6  Version control

Version control enables multiple users to collaborate efficiently by recording modifications, keeping a history of changes and allowing users to revert to previous versions when needed.

6.0.1 Why is version control important?

Version control is essential for research, software development and document management because it:

  • Prevents data loss by maintaining backups of previous versions.
  • Facilitates teamwork by allowing multiple users to work on the same project without overwriting each other’s changes.
  • Ensures consistency and organisation across different project versions.
  • Enhances transparency and accountability by keeping a log of who made changes and when.

By using version control systems like Git, teams can work on different features simultaneously, troubleshoot issues and integrate changes efficiently. This makes version control a fundamental tool for managing projects that involve continuous updates and collaboration.

NoneWhy can’t I just use Dropbox?

Cloud storage services (e.g. Nextcloud, Google Drive, OneDrive, Dropbox) offer access to a file’s version history, backing up file versions for a limited time (usually 30 days) and allowing restoration of previous versions within this time frame. However, although these tools are easy to use, they are not a recommended route because there is limited control over revisions and are not intended for long-term archiving. Instead, we strongly advise using a dedicated version control software such as Git.

6.0.2 Version control software

Version control software is designed to help you manage your file revisions. The software runs directly on your computer, allowing you to manage files within your local file system. You can also use version control software to interact with external copies of versioned files if you choose. Here we focus on the widely used open-source software Git.
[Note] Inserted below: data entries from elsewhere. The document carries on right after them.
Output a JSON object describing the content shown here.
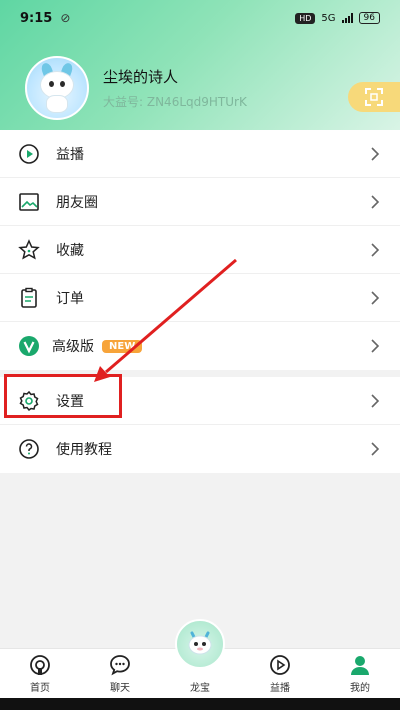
{
  "status_bar": {
    "time": "9:15",
    "extra": "⊘",
    "network": "5G",
    "battery": "96"
  },
  "profile": {
    "username": "尘埃的诗人",
    "user_id": "大益号: ZN46Lqd9HTUrK"
  },
  "menu": [
    {
      "key": "yibo",
      "label": "益播",
      "icon": "play-circle-icon"
    },
    {
      "key": "moments",
      "label": "朋友圈",
      "icon": "image-icon"
    },
    {
      "key": "favorites",
      "label": "收藏",
      "icon": "star-icon"
    },
    {
      "key": "orders",
      "label": "订单",
      "icon": "clipboard-icon"
    },
    {
      "key": "premium",
      "label": "高级版",
      "icon": "v-badge-icon",
      "badge": "NEW"
    }
  ],
  "menu2": [
    {
      "key": "settings",
      "label": "设置",
      "icon": "gear-icon"
    },
    {
      "key": "tutorial",
      "label": "使用教程",
      "icon": "help-icon"
    }
  ],
  "bottom_nav": [
    {
      "key": "home",
      "label": "首页"
    },
    {
      "key": "chat",
      "label": "聊天"
    },
    {
      "key": "longbao",
      "label": "龙宝"
    },
    {
      "key": "yibo",
      "label": "益播"
    },
    {
      "key": "mine",
      "label": "我的"
    }
  ],
  "colors": {
    "accent": "#1aa86c",
    "highlight": "#e02020",
    "badge": "#f7a43a"
  }
}
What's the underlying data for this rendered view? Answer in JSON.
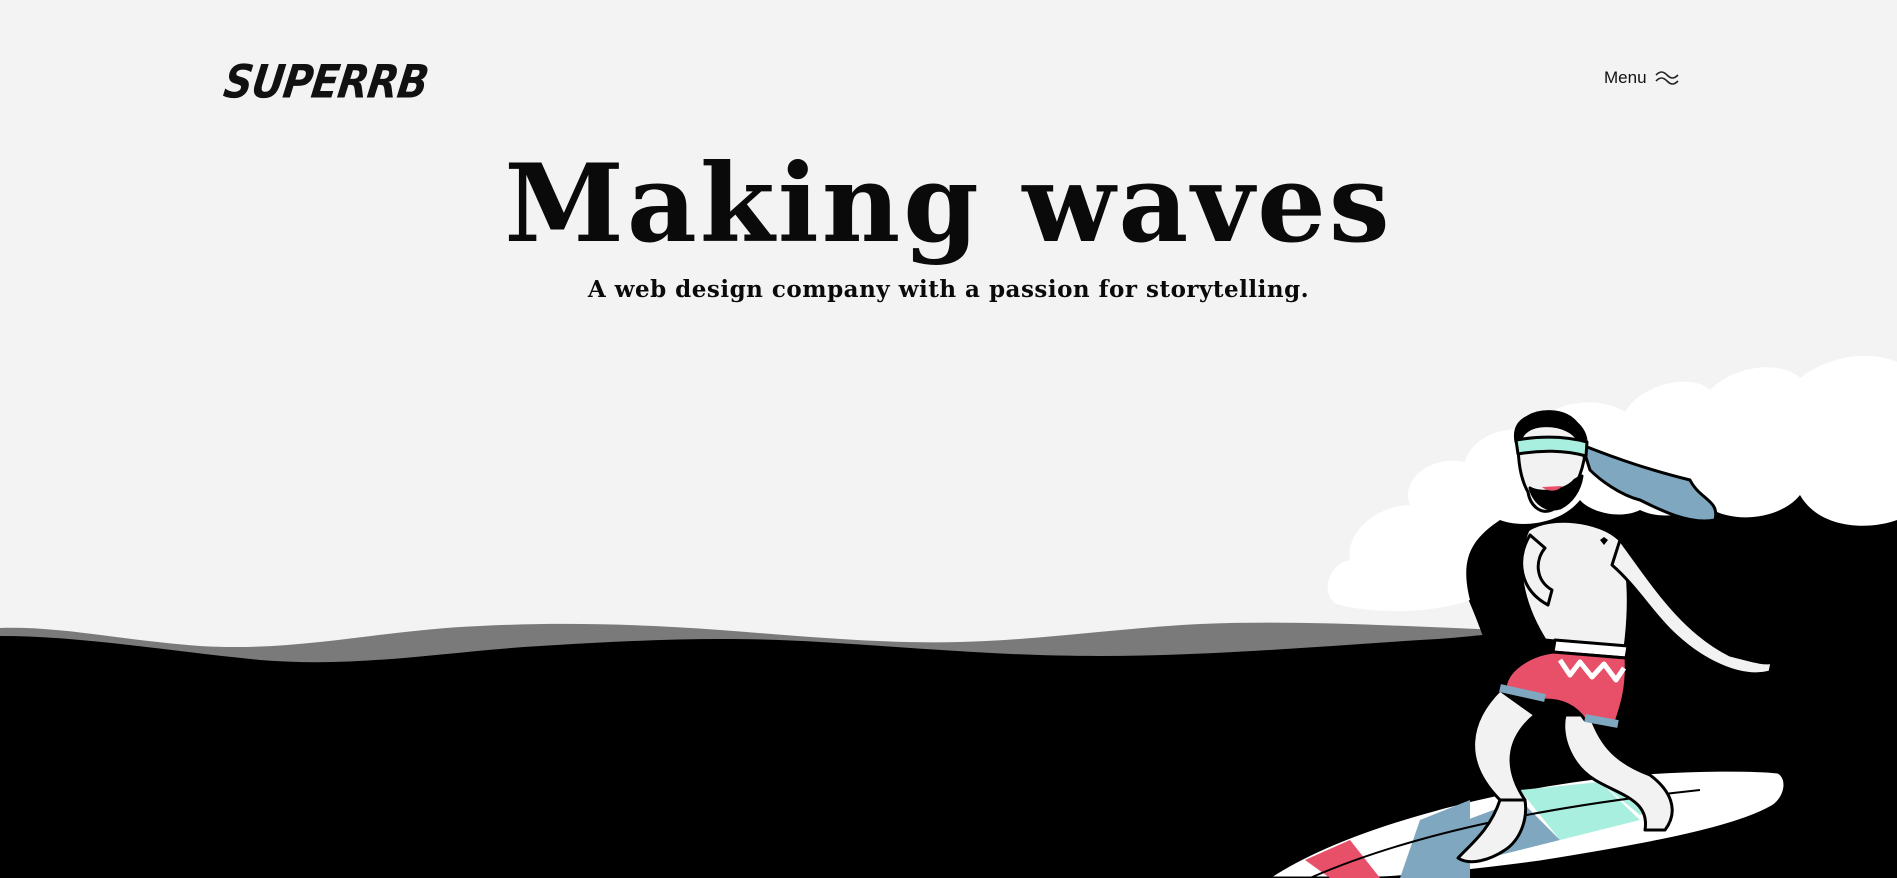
{
  "header": {
    "logo_text": "SUPERRB",
    "menu_label": "Menu"
  },
  "hero": {
    "title": "Making waves",
    "subtitle": "A web design company with a passion for storytelling."
  },
  "colors": {
    "background": "#f3f3f3",
    "ocean": "#000000",
    "distant_wave": "#7a7a7a",
    "foam": "#ffffff",
    "shorts_red": "#e8506a",
    "mint": "#a8efe0",
    "steel_blue": "#7fa7bf"
  },
  "icons": {
    "menu": "wave-menu-icon"
  }
}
Git offers flexibility in how you can use it for version control. You can use it as a stand-alone tool to manage files on your own computer and, optionally, you can use it to connect to an external service to archive your files. Git can be used directly on the commandline, through other IDE software, or via standalone graphical programs (the official Git website lists several options1), so it is flexibly integrated into your normal workflow.

Git is a distributed version control system, which means that each user interacts with a stand-alone copy of the versioned files. This stand-alone copy is called a repository (often shortened to “repo”) and is usually a folder on your computer that contains all the work for a particular paper or project. Individual repositories synchronise with each other by exchanging information about what changes have been made. Multiple users can work on their local version in the same repository, which is known as branches. Various branching and merging options enable multiple team members to work on and develop different features simultaneously.
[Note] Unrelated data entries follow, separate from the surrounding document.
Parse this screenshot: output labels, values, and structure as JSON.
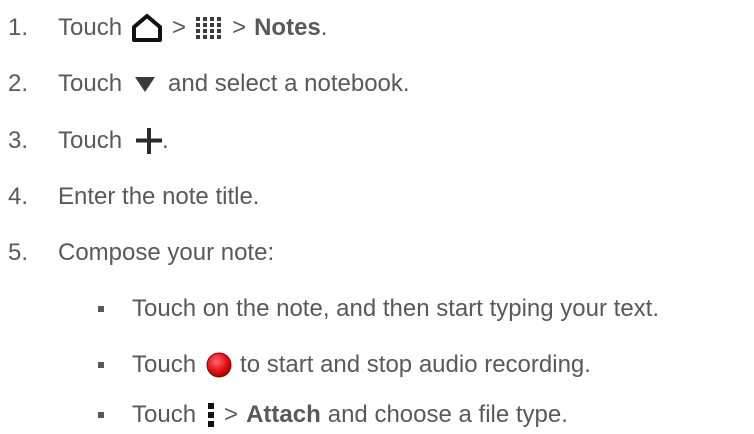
{
  "steps": [
    {
      "num": "1.",
      "before": "Touch",
      "sep1": ">",
      "sep2": ">",
      "target": "Notes",
      "end": ".",
      "icons": [
        "home-icon",
        "apps-grid-icon"
      ]
    },
    {
      "num": "2.",
      "before": "Touch",
      "after": "and select a notebook.",
      "icons": [
        "dropdown-triangle-icon"
      ]
    },
    {
      "num": "3.",
      "before": "Touch",
      "after": ".",
      "icons": [
        "plus-icon"
      ]
    },
    {
      "num": "4.",
      "text": "Enter the note title."
    },
    {
      "num": "5.",
      "text": "Compose your note:"
    }
  ],
  "substeps": [
    {
      "text": "Touch on the note, and then start typing your text."
    },
    {
      "before": "Touch",
      "after": "to start and stop audio recording.",
      "icons": [
        "record-icon"
      ]
    },
    {
      "before": "Touch",
      "sep": ">",
      "target": "Attach",
      "after": "and choose a file type.",
      "icons": [
        "menu-dots-icon"
      ]
    }
  ],
  "colors": {
    "text": "#595959",
    "icon": "#3a3a3a",
    "record": "#e8131b"
  }
}
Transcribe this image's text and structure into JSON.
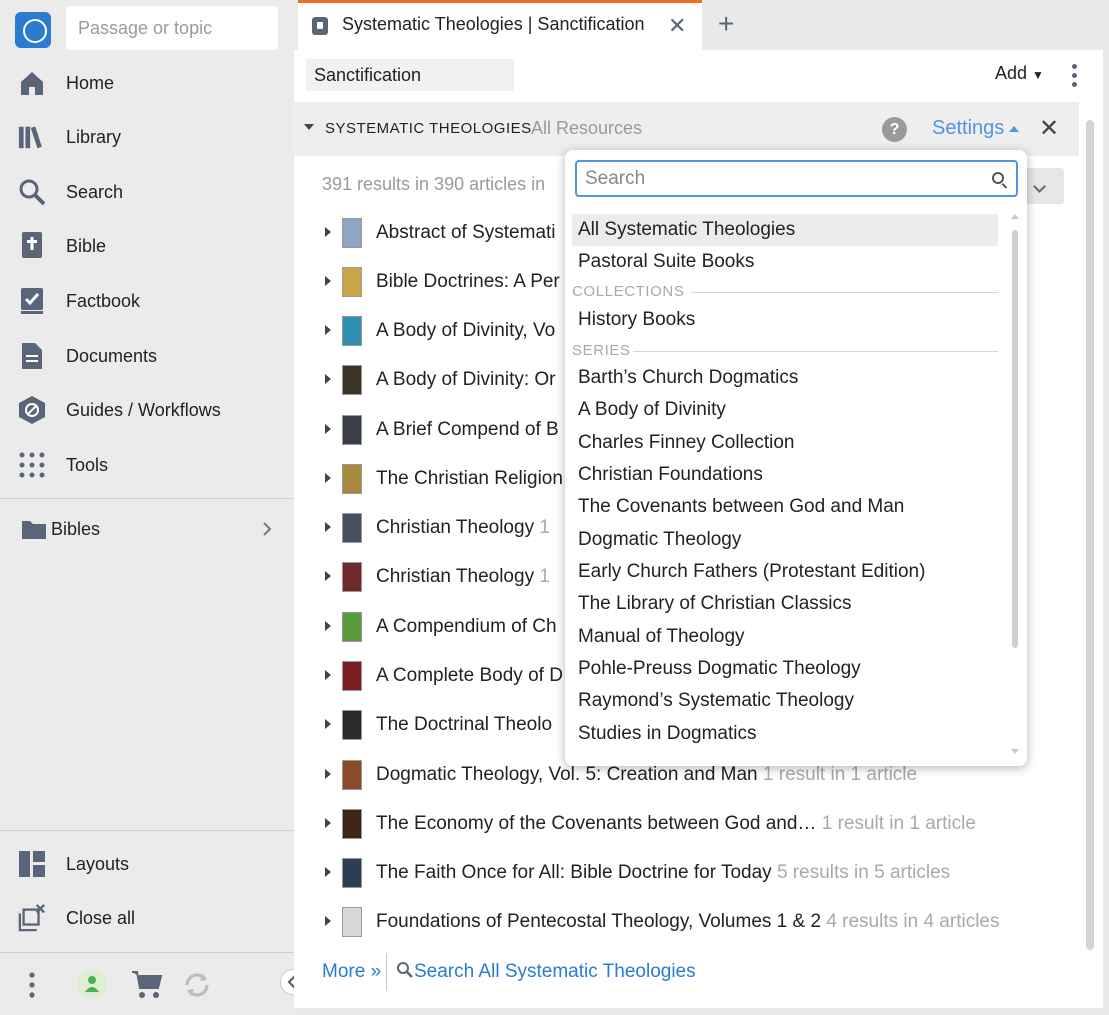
{
  "sidebar": {
    "search_placeholder": "Passage or topic",
    "nav": [
      {
        "label": "Home",
        "icon": "home-icon"
      },
      {
        "label": "Library",
        "icon": "library-icon"
      },
      {
        "label": "Search",
        "icon": "search-icon"
      },
      {
        "label": "Bible",
        "icon": "bible-icon"
      },
      {
        "label": "Factbook",
        "icon": "factbook-icon"
      },
      {
        "label": "Documents",
        "icon": "documents-icon"
      },
      {
        "label": "Guides / Workflows",
        "icon": "guides-icon"
      },
      {
        "label": "Tools",
        "icon": "tools-icon"
      }
    ],
    "folder": {
      "label": "Bibles",
      "icon": "folder-icon"
    },
    "bottom": [
      {
        "label": "Layouts",
        "icon": "layouts-icon"
      },
      {
        "label": "Close all",
        "icon": "close-all-icon"
      }
    ]
  },
  "tab": {
    "title": "Systematic Theologies | Sanctification"
  },
  "panel": {
    "query": "Sanctification",
    "add_label": "Add",
    "section_title": "SYSTEMATIC THEOLOGIES",
    "section_scope": "All Resources",
    "help_label": "?",
    "settings_label": "Settings",
    "results_summary": "391 results in 390 articles in",
    "results": [
      {
        "title": "Abstract of Systemati",
        "count": "",
        "cover": "#8fa6c2"
      },
      {
        "title": "Bible Doctrines: A Per",
        "count": "",
        "cover": "#c9a64a"
      },
      {
        "title": "A Body of Divinity, Vo",
        "count": "",
        "cover": "#2f8fb0"
      },
      {
        "title": "A Body of Divinity: Or",
        "count": "",
        "cover": "#3b3326"
      },
      {
        "title": "A Brief Compend of B",
        "count": "",
        "cover": "#3a3f4a"
      },
      {
        "title": "The Christian Religion",
        "count": "",
        "cover": "#a88a3e"
      },
      {
        "title": "Christian Theology",
        "count": "1",
        "cover": "#4a4f60"
      },
      {
        "title": "Christian Theology",
        "count": "1",
        "cover": "#6d2b2b"
      },
      {
        "title": "A Compendium of Ch",
        "count": "",
        "cover": "#5a9a3a"
      },
      {
        "title": "A Complete Body of D",
        "count": "",
        "cover": "#7a2020"
      },
      {
        "title": "The Doctrinal Theolo",
        "count": "",
        "cover": "#2a2a2a"
      },
      {
        "title": "Dogmatic Theology, Vol. 5: Creation and Man",
        "count": "1 result in 1 article",
        "cover": "#8b4a2a"
      },
      {
        "title": "The Economy of the Covenants between God and…",
        "count": "1 result in 1 article",
        "cover": "#3b2418"
      },
      {
        "title": "The Faith Once for All: Bible Doctrine for Today",
        "count": "5 results in 5 articles",
        "cover": "#2c3e50"
      },
      {
        "title": "Foundations of Pentecostal Theology, Volumes 1 & 2",
        "count": "4 results in 4 articles",
        "cover": "#d8d8d8"
      }
    ],
    "more_label": "More »",
    "search_all_label": "Search All Systematic Theologies"
  },
  "dropdown": {
    "search_placeholder": "Search",
    "top_options": [
      "All Systematic Theologies",
      "Pastoral Suite Books"
    ],
    "collections_header": "COLLECTIONS",
    "collections": [
      "History Books"
    ],
    "series_header": "SERIES",
    "series": [
      "Barth’s Church Dogmatics",
      "A Body of Divinity",
      "Charles Finney Collection",
      "Christian Foundations",
      "The Covenants between God and Man",
      "Dogmatic Theology",
      "Early Church Fathers (Protestant Edition)",
      "The Library of Christian Classics",
      "Manual of Theology",
      "Pohle-Preuss Dogmatic Theology",
      "Raymond’s Systematic Theology",
      "Studies in Dogmatics"
    ]
  },
  "colors": {
    "accent": "#f36b21",
    "link": "#2a7bd1",
    "settings": "#4f96dd",
    "icon": "#5a6579"
  }
}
TipGetting started with Git: download and configure

To get started, you will need to download and Git.

Once installed, configure Git with your name and email address so that this information can be added to your version history. This can be done with the graphical programs or on the command line. To access the command line in Windows use Windows Terminal or Command Prompt, in Mac/Linux use Terminal. You can also use the Terminal tab in RStudio or VS Code in any operating system. Enter the following three lines of code:

git config --global user.name "Your Name"
git config --global user.email your.email@domain.com
git config --global credential.helper "store"

Once this is done, users can check if it has been configured correctly with:

git config --global --list

This should return the options you just entered.

Git has excellent documentation that will help you get started.

TipGetting started with Git: integrating Git with an IDE

Git can be easier to use with an IDE like RStudio or VS Code, or with a dedicated desktop app.

RStudio

Detailed instructions for using Git with RStudio are at Happy Git and GitHub for the useR.

VS Code

Full instructions for how to set up Git in VS Code are available at Introduction to Git in VS Code. To enable Git in VS Code, go to the menu “File -> Preferences -> Settings”. Type “Git: Enabled” in the search bar and make sure that the box is ticked. For further controls of the Git repository, click the Git option on the “File” tab.

6.0.3 Version control repository hosting services

To facilitate collaboration, researchers often use version control repository hosting services online, such as GitHub, GitLab and Codeberg. One of the most popular is GitHub. For most users, the free of charge version of GitHub should be fine, but there is an option for a subscription to an educational plan for many colleges and universities (at the risk of being locked into GitHub)2. Some repository hosting services require two factor authentication (2FA) and a Personal Access Token (PAT) to push things directly to your remote repositories. See the documentation for the service you are using for details.

6.0.4 Version control workflow

Understanding how to run a version control workflow can be tricky for new users. The official online documentation is excellent and provides screenshots and video examples. We recommend you refer to the documentation, but a typical version control workflow with Git consists of the following steps (see also Figure 6.1).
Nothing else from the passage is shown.